The Uber of Poland
A few years ago I visited a friend in Gdańsk, Poland. As we explored the city, one thing I noticed was that cabs were relatively expensive and there was no Uber. Instead, most (young) people used a community-organized service called Night Riders.
I couldn't find anything about that service on the web, so I decided to write about it to preserve its history.
What fascinated me about Night Riders was the way the service operated — completely via WhatsApp: you post a message in a group chat and one of the free riders would reply with a 👍 emoji. With that, your ride was scheduled. You'd pay through PayPal or cash.
In these days of venture-backed startups that need millions in capital before they turn a profit, this approach is decidedly antagonistic. Basically, Night Riders built on top of existing infrastructure instead of maintaining their own ride-hailing platform, sign-up process, or even website.

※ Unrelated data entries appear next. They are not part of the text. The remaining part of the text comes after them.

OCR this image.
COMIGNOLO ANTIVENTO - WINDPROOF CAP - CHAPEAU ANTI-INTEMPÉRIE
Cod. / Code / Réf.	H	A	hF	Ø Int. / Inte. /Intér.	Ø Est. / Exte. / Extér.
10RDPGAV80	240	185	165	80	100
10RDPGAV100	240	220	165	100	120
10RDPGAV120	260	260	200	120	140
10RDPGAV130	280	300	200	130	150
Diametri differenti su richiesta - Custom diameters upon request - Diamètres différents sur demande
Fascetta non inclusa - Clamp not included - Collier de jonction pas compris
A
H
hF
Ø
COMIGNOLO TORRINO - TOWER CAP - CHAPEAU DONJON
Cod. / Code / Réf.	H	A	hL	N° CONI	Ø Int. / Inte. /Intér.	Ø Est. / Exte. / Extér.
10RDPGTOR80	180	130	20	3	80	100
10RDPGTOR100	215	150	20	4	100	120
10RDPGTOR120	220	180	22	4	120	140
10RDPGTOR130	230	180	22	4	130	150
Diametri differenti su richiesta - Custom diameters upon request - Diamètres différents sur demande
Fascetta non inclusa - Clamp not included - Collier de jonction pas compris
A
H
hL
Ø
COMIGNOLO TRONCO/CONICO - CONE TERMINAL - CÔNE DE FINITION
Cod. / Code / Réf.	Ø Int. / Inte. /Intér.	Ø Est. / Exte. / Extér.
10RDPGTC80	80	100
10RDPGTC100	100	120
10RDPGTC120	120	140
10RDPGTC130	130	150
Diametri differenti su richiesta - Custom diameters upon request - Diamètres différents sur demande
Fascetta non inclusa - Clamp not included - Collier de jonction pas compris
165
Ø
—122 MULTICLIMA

The service would grow solely by word of mouth. Using existing infrastructure meant that it was extremely cheap to run and there were almost zero upfront costs without a single line of code to write.
It simply solved the customer's problem in the most straightforward way possible. Of course, there are legal issues regarding data protection, labor law or payment processing, but the important bit is that they had paying customers from day one. The rest is easier to solve than a lack of product market fit.
In Defense of Clones
Uber and Lyft can't be everywhere from the start. While they expand their businesses, others have the ability to outpace them. There's an Uber clone in China (DiDi), one in Africa and the Middle East (Careem) and basically one for every country in the world. The tech industry rarely talks about these Ubers of X, but they serve millions of customers. While they start as exact copies of their well-known counterparts, some of them end up offering better service thanks to their understanding of the local market.
People always find a way
With creativity, you can provide great service even without a big budget. The important part is to know which corners you can cut while staying true to your mission. If there's a market, there's a way. The Cubans have a word for it: resolver, which means "we'll figure it out".